We slashed our network latency to under 50 milliseconds

Our next-gen infra reduces request latency to sub-50 ms, enabling near-instant agentic responses across the network.

10 min read

Over the last few months, we've completed the rollout of Mark 3.0, our third-gen compute infrastructure, and we’re preparing to launch Mark 3.1 infrastructure, with extended network capabilities and a new compute engine. One of the key components of our Mark 3.x infrastructure is a new network routing layer, redesigned from the ground up to be faster and more scalable than its predecessor. And the news from the front lines is good: since rollout, we've been seeing sub-50 ms response times across our network - that's a consistent 9x reduction in request latency from what we had before!

Why is this important? By reducing routing overhead to a negligible level, our redesigned system enables multi-step agentic tasks running on our network to execute at near-instant speeds. The result: faster agent responses and a better end-user experience.

In this blog post, we'll explain why we made this change, how we implemented it, and (fun!) some of the metrics we used to keep us on track.
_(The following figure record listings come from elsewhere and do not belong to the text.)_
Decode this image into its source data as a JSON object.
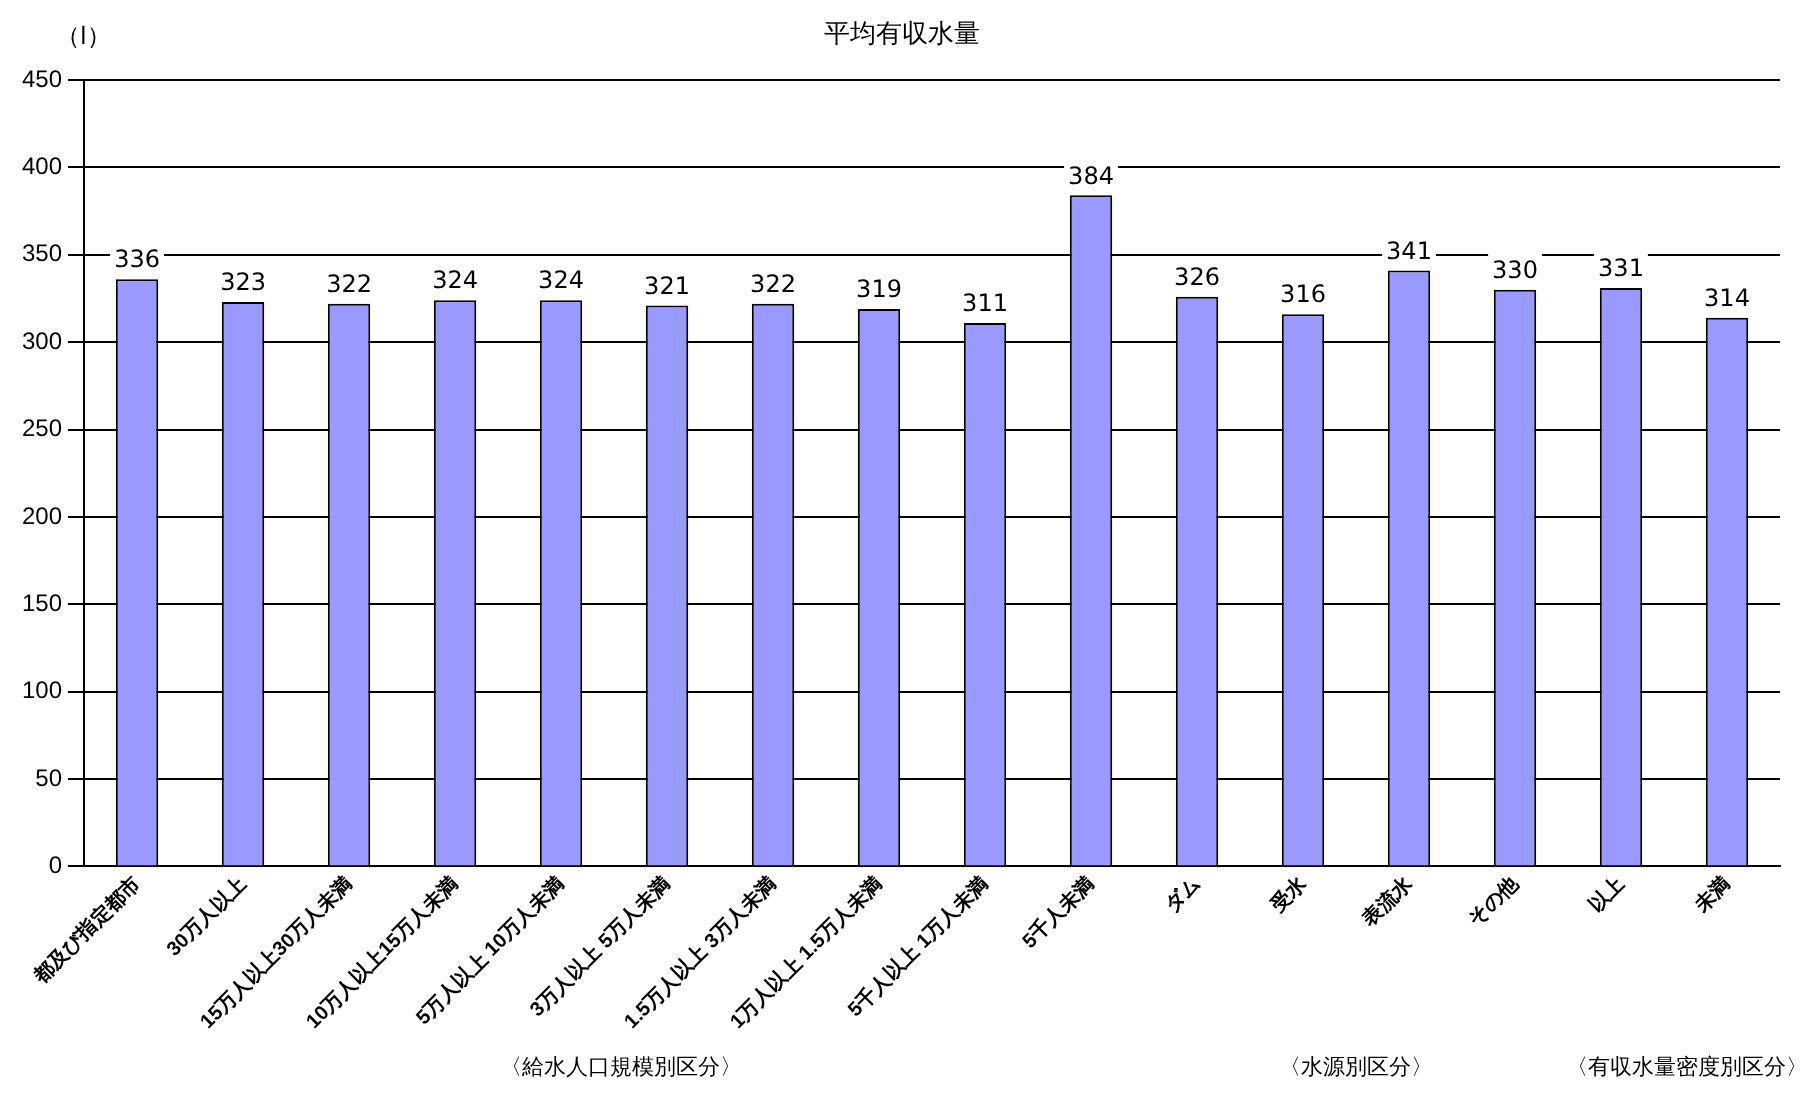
{
  "chart_data": {
    "type": "bar",
    "title": "平均有収水量",
    "ylabel": "（l）",
    "categories": [
      "都及び指定都市",
      "30万人以上",
      "15万人以上30万人未満",
      "10万人以上15万人未満",
      "5万人以上 10万人未満",
      "3万人以上 5万人未満",
      "1.5万人以上 3万人未満",
      "1万人以上 1.5万人未満",
      "5千人以上 1万人未満",
      "5千人未満",
      "ダム",
      "受水",
      "表流水",
      "その他",
      "以上",
      "未満"
    ],
    "values": [
      336,
      323,
      322,
      324,
      324,
      321,
      322,
      319,
      311,
      384,
      326,
      316,
      341,
      330,
      331,
      314
    ],
    "color": "#9999ff",
    "ylim": [
      0,
      450
    ],
    "yticks": [
      0,
      50,
      100,
      150,
      200,
      250,
      300,
      350,
      400,
      450
    ],
    "grid": "y",
    "data_labels": true,
    "annotations": [
      "〈給水人口規模別区分〉",
      "〈水源別区分〉",
      "〈有収水量密度別区分〉"
    ]
  }
}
Challenge #1: Agentic systems need sub-50 ms routing

Modern AI agents often rely on a chain of multiple sequential tool calls to complete a task. A user's request might trigger an agent to call one tool, process the result, and then call another. These tool calls can spin up ephemeral sandboxes where AI-generated code is executed and custom tasks are processed. Complex agentic systems can often chain dozens, or even hundreds, of such calls.

Low-latency performance is therefore a critical requirement for agentic systems running across multiple regions, like those typically deployed on Blaxel. However, in our measurements, we saw that our end-to-end routing overhead regularly exceeded 250 ms.
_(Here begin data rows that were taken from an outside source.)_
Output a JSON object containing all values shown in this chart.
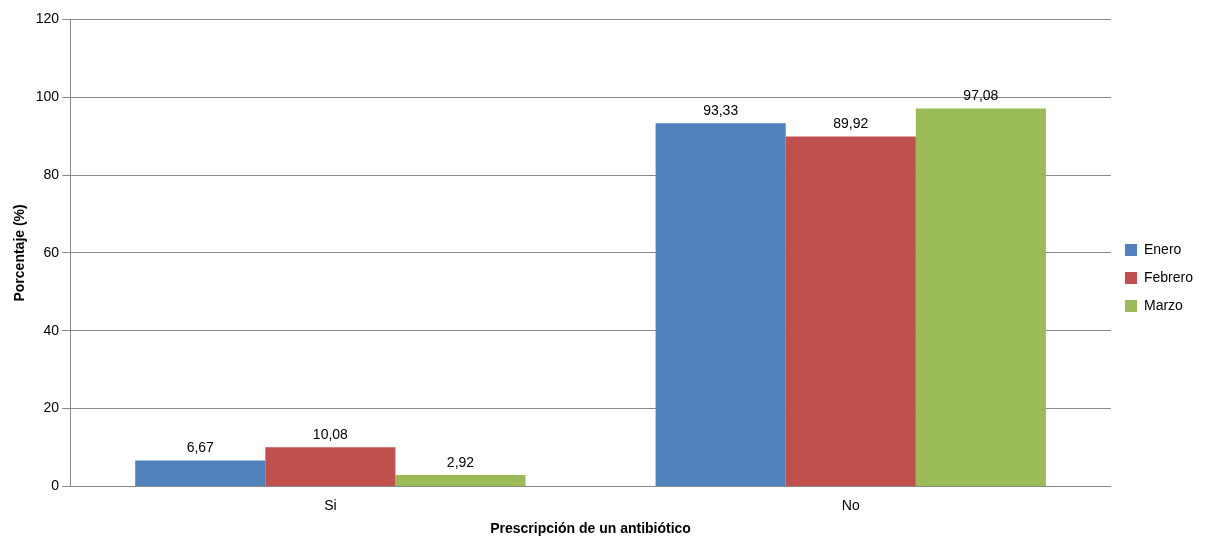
{
  "chart_data": {
    "type": "bar",
    "xlabel": "Prescripción de un antibiótico",
    "ylabel": "Porcentaje (%)",
    "categories": [
      "Si",
      "No"
    ],
    "series": [
      {
        "name": "Enero",
        "color": "#4f81bd",
        "values": [
          6.67,
          93.33
        ],
        "value_labels": [
          "6,67",
          "93,33"
        ]
      },
      {
        "name": "Febrero",
        "color": "#c0504d",
        "values": [
          10.08,
          89.92
        ],
        "value_labels": [
          "10,08",
          "89,92"
        ]
      },
      {
        "name": "Marzo",
        "color": "#9bbb59",
        "values": [
          2.92,
          97.08
        ],
        "value_labels": [
          "2,92",
          "97,08"
        ]
      }
    ],
    "ylim": [
      0,
      120
    ],
    "yticks": [
      0,
      20,
      40,
      60,
      80,
      100,
      120
    ],
    "grid": "y",
    "legend": "right"
  }
}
When an agentic step incurs a 250 ms latency penalty, even a basic three-step chain would accumulate over 750 ms of network delay before the compute even begins. This is well above the traditional 300 ms hard limit for a user experience to feel sluggish.

Challenge #2: Enterprises need precise control over deployments

For enterprises, AI governance is paramount. This governance takes many shapes: controlling execution locations, managing AI compute costs, setting data retention durations, and more.

As a production-grade platform, Blaxel already supports these requirements via policies. Policies can be attached to any resource upon deployment, and enforce rules like allowed execution locations or maximum allowed number of LLM tokens. Custom policies are available for enterprise customers needing specific region subsets or custom domains.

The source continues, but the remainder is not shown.